We still have a month until the autumn equinox on September 23, but it sure feels like fall started early! The mornings have been misty and the sky is a lot less bright as I do my evening walks though the yard.
Tomatoes are harvested daily and all the pumpkins and winter squash are relocated from the vines into the pantry. For the past month, my counters have been covered in rotating trays of pears, apples, cucumbers, and tomatoes. The canning pot has taken up its late summer semi-permanent spot on the stove and I’m regularly turning out batches of preserved goods.
The leaves on the fruit and walnut trees are turning yellow and starting to fall, creating a carpet of yellow around their base. My persimmon tree is so fully loaded the branches are touching the ground. The drying beans are also turning color, the plants slowly dying back, and I’ve stopped watering that bed to facilitate faster drying. Fronds from the asparagus are browning and the red berries are standing out like glowing ornaments.

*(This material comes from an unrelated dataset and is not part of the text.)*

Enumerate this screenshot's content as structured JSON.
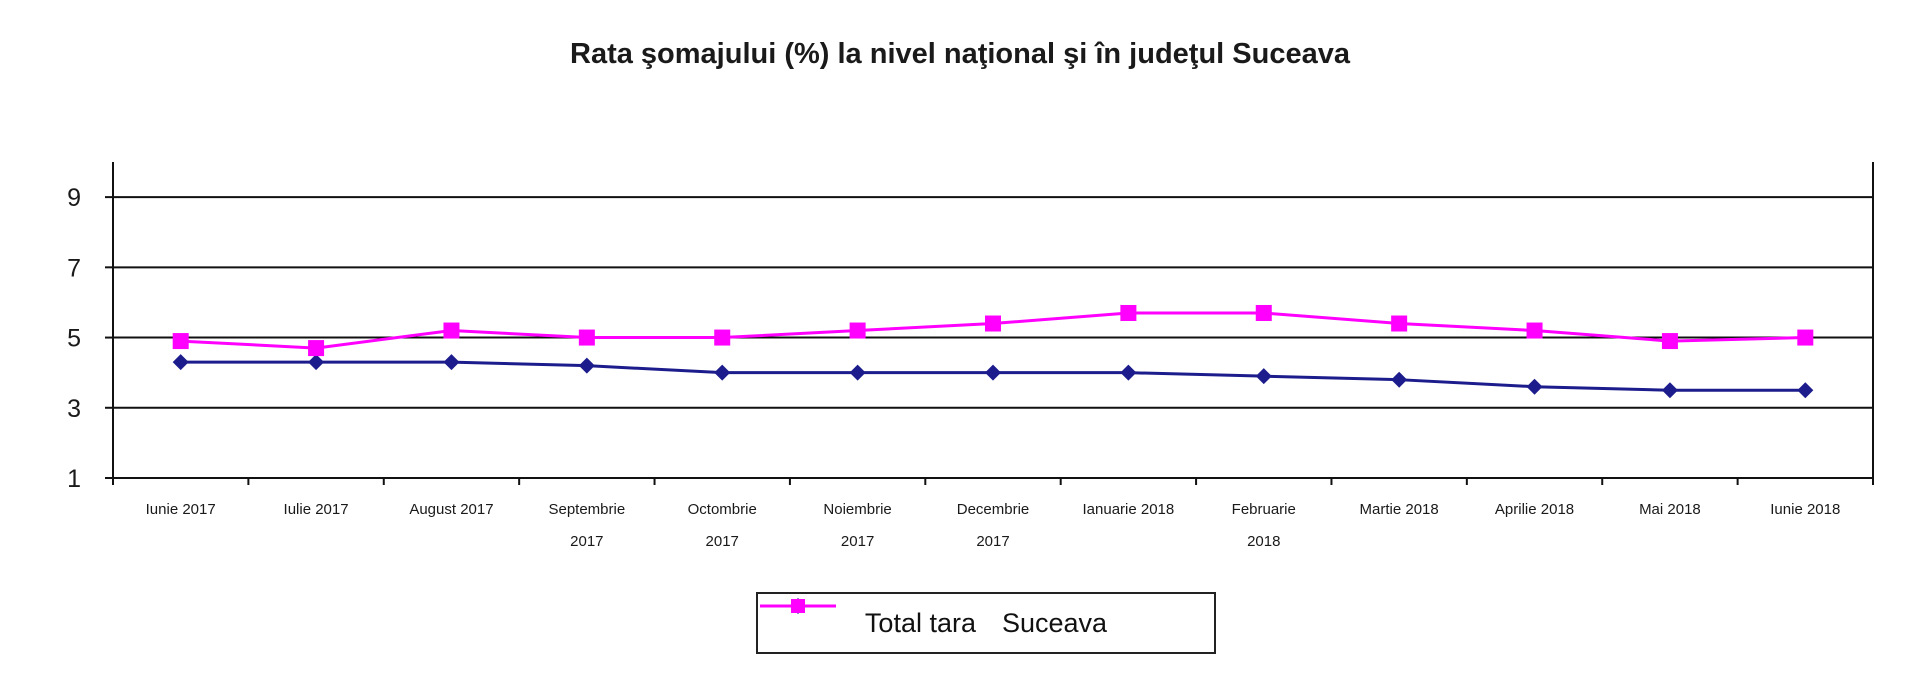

My mind and body is making the shift as well. While our mid-days are still warm and bright, in the evenings I’m sensing the urge to curl up with knitting needles and tea. The high path of the summer sun is shifting, and without its bright light beaming in my window first thing has made me start to sleep in longer. I’m no longer wanting cool refreshing foods but craving heavy winter foods like roasted squash and cheesy gratins. As my friend Diana recently said, “I want rain rain rain and pumpkin!”. I’ve heard (i.e.- read on the interwebs, so it must be true!) that Starbucks has already released the iconic seasonal pumpkin spice latte.
The chickens have noticed the change as well, and I’m getting significantly less eggs than I did a few weeks ago. Yesterday, only 5. The one turkey left from a raccoon massacre at the pallet palace, who’s taken up residence with the chickens, is growing nicely.
I’ve been mostly preoccupied in the kitchen, trying to get pound and pounds of pears and tomatoes into jars, but I’ve slowly been working on transitioning the garden into the winter growing season. Eggplants and pepper that never really did anything have been pulled, as well as spent squash vines and the dead tomatillo plants that gave up promptly after forming husks but never set fruit. Hopefully within the next few weeks I’ll make some more space and get kale and beet seeds in, soon to follow by brassica starts.
Late summer and autumn is my favorite season, with the busyness of harvest and I’m reveling in the change of the weather! How are things where you are? What do you love best about fall?